I lose track of what's happening on the board (school!!!) for a day and I am already mentioned twice in one post! OK, back to the topic. I love my new sport seats. Two things: side bolsters and thigh support. I think this makes the world of difference and it just fits me so much better. I have yet to try them on some long distance trip. Having said that I can understand where you are coming from. Non sports are actually very comfortable (except for being too short for my legs) on long trips. No back pains and I do have my share of lower back problems. They seem to preserve more of an upright, "pushed out" (I don't know how to explain it better) position. In sport seats you seem to fall in more and because of the side bolsters around your back and thighs there is less room. They "seem" smaller. Head rests in sport seats are softer. The lumbar support travel (up, down, front) seems to be for some reason longer in non sport. I don't know if this is really the case of just my illusion because of this "falling into" effect of sports. I don't think so though. Overall non sports are very comfortable seats but do not provide enough lateral support for my driving (read: my fat a** was constantly sliding left and right). Mine are black leather and are still for sale. Installation of new seats is pretty much a plug and play operation.

You can actually sell yours and make some money on this operation (unlike me )


----------



## AF (Dec 21, 2001)

Cliff330i said:


> *guys, thanks for some ideas. By the way Alan F., I am from Manhasset. Maybe we live close. I will consider contacting Michael330. Thanks again all! If anyone gets any other bright ideas, please let me know!! -Cliff *


Cliff, I'm from Melville . . . Did you get your car at Rallye ?

I bought it there and they have a great service advisor named Ray.

Maybe you should work out a deal with Michael for his seats !!


----------



## Cliff330i (Feb 18, 2002)

Alan F, I did get my car from Rallye. I also know Ray Z. He is an awsome service advisor and always takes care of me. Although, I am not very pleased with the work they do over there. In addition, I had my sunglasses stolen from my car as well as all the change I keep in that holder below the arm rest. I know I should take my valuables out but do they really need to steel my quarters? take care, Cliff


----------



## Cliff330i (Feb 18, 2002)

*once last thing..*

Guys, sorry to bring this back up but do any of you have experience with having an upholsterer put more cushion in a car seat? I looked under my sport seats and found alot of space to put more cushion in ass area to boost me up. How expensive? Should I just take the seat out and do it myself? I would feel nervous doing such a thing. Any words are appreciated. THANKS! -Cliff


----------



## AF (Dec 21, 2001)

*Re: once last thing..*



Cliff330i said:


> *Guys, sorry to bring this back up but do any of you have experience with having an upholsterer put more cushion in a car seat? I looked under my sport seats and found alot of space to put more cushion in ass area to boost me up. How expensive? Should I just take the seat out and do it myself? I would feel nervous doing such a thing. Any words are appreciated. THANKS! -Cliff *


I would check with a dealer that is experienced in switching fabric seats to leather and find out who they use to do the work.

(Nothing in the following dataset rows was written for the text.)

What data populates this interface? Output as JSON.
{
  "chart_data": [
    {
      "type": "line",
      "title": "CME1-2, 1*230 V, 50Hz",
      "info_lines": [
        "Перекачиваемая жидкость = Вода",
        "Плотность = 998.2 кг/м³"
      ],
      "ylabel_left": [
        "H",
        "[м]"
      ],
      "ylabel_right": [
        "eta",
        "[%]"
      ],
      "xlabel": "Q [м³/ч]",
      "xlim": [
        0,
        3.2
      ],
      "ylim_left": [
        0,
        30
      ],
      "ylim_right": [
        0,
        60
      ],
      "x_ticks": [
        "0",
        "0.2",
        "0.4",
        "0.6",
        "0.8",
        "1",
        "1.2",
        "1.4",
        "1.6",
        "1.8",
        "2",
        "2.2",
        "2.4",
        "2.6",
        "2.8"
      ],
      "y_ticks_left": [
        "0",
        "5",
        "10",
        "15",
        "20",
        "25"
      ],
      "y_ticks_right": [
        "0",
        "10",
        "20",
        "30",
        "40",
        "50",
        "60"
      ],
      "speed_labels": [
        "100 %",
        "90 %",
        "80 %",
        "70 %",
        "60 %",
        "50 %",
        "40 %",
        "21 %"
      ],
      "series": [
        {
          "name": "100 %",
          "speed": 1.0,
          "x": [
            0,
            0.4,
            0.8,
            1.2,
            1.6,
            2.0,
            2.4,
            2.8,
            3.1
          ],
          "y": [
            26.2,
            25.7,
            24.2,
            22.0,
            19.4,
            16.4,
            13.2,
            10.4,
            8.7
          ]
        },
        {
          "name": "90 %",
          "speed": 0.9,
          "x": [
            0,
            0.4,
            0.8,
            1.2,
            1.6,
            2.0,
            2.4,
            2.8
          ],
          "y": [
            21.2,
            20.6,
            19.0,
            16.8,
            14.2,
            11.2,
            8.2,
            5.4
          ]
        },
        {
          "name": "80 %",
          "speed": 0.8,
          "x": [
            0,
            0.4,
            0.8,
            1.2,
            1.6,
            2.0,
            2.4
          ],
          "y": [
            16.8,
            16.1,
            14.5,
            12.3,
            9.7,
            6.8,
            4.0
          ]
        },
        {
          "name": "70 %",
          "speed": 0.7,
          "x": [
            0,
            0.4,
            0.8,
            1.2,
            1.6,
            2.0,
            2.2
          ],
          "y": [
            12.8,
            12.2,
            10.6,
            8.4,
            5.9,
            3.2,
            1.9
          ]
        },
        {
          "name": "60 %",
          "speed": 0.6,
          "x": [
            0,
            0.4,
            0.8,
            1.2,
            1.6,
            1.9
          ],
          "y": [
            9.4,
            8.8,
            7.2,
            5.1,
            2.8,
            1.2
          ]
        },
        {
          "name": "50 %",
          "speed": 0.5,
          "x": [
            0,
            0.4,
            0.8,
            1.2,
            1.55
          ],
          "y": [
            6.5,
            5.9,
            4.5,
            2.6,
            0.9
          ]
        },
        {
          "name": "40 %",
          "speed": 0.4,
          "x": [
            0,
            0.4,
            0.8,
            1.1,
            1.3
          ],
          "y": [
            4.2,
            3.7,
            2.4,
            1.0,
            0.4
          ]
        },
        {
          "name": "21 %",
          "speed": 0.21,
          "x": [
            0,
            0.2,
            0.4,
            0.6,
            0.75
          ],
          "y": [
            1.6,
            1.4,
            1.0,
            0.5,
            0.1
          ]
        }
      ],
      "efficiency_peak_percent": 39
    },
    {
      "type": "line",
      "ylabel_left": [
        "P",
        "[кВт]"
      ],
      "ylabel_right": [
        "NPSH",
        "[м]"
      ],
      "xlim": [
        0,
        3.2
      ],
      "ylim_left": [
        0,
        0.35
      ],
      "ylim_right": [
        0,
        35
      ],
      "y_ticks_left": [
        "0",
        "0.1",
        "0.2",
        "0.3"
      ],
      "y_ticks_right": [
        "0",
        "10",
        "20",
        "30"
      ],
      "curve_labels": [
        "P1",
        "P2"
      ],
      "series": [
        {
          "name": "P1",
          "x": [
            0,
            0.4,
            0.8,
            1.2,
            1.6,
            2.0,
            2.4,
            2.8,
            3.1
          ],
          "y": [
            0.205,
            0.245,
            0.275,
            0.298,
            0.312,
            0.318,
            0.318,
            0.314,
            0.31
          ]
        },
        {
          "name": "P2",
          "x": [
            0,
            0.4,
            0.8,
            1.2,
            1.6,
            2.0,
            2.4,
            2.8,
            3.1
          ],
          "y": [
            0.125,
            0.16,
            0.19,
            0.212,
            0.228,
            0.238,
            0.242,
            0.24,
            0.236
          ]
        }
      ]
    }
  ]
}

My friend just bought a Maxima and he had his seat changed from the dealer (Legend Nissan). Maybe you cold igve them a call and find out who they use.

Also you could check with the BMWCCA and find out who they recommend.

Another possiblity is to just check the phone book under upholsterer and call around until you find one that either does automobiles or could recommend someone who does them.


----------